Kirill Karabits, the BSO and the mighty heart of the Austrian-German musical tradition. What a great team! These inspiring performances delighted a packed Concert Hall at the Poole Lighthouse on Wednesday, and were no doubt much enjoyed on Radio 3 and BBC Sounds.

Joining the orchestra, multi-award-winning American pianist Jeremy Denk performed a notably classy Mendelssohn Piano Concerto No 1. His performance was full of bounce and vigour, but also substance which came from the beauty of the playing. In place of the work advertised to follow, Mr Denk and the orchestra reprised the last movement – even faster if possible than the first time round. This was quite a ride.

Prefacing the Mendelssohn was Symphony 102 by Haydn. This music clicked with Beethoven’s First Symphony, heard here a couple of weeks ago. Mr Karabits has a way of judging repertoire of this period perfectly. It sparkled but was not pushed over the edge into pure display.
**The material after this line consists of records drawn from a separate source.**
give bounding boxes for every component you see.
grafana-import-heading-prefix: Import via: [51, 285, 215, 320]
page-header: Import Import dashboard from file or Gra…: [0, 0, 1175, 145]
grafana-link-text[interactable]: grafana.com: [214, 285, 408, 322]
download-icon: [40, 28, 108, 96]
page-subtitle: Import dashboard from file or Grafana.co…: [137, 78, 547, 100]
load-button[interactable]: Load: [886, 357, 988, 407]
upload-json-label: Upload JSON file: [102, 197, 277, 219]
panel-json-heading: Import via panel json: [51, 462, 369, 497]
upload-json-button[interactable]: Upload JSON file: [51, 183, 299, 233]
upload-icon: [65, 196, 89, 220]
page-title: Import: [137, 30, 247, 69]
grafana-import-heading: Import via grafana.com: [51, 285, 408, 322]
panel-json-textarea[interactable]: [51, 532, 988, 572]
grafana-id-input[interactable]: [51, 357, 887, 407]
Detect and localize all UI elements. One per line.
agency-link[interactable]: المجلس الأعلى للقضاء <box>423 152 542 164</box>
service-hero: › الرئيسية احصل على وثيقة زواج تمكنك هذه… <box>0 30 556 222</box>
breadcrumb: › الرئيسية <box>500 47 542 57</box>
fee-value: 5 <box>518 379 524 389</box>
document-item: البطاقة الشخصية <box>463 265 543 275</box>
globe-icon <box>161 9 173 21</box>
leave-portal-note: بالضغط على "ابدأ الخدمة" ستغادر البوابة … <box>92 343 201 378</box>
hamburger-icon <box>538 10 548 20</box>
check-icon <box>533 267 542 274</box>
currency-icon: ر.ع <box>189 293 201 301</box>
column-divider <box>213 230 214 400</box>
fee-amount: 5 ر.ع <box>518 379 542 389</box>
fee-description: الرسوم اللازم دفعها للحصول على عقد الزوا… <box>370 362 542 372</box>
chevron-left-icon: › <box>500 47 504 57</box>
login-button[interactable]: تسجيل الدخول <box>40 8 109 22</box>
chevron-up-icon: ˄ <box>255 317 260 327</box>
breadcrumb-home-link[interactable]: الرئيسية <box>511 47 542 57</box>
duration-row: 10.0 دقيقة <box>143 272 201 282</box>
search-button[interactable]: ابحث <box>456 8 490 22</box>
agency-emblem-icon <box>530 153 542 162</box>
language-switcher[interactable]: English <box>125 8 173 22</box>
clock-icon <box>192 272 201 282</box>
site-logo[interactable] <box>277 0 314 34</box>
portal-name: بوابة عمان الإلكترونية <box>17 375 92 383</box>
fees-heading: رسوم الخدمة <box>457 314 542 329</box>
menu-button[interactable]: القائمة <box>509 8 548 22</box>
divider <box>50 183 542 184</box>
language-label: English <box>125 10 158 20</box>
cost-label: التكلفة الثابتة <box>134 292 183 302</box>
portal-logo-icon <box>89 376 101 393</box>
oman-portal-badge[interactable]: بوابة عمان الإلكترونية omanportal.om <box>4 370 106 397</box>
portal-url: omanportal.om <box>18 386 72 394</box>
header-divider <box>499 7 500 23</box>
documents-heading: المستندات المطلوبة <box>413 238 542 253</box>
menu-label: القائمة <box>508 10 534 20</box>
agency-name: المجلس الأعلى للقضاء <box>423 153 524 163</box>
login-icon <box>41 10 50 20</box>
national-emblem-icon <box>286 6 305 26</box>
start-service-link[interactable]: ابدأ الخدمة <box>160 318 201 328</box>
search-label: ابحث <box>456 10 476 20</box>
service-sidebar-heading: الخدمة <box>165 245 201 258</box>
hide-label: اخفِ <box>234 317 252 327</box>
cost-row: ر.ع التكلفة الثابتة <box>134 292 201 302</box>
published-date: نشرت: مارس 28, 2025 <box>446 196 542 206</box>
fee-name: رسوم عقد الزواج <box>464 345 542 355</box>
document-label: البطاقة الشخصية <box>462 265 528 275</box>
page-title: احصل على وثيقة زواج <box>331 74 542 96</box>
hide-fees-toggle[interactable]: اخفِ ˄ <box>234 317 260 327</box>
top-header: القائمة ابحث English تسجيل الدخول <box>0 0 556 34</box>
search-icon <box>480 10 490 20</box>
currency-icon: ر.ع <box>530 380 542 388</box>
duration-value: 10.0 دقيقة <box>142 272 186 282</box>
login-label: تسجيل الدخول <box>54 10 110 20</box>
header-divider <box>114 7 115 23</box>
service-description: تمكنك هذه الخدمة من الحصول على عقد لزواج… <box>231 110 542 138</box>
Concluding a memorable evening, Schubert’s Symphony No 5 came over with the intimacy of chamber music. The musicianship of these players, their experience as a team playing together every week, and their evident rapport with the Chief Conductor produced a marvellously integrated and harmonious sound. The audience seemed drawn deeply into this score, delighted by its delicate and sophisticated realisation.

Poole audiences are familiar with the BSO’s assurance in the giants of the later repertoire – we look forward eagerly to Elektra in a month’s time – but here music on a smaller scale emphasised just how adroit this orchestra is.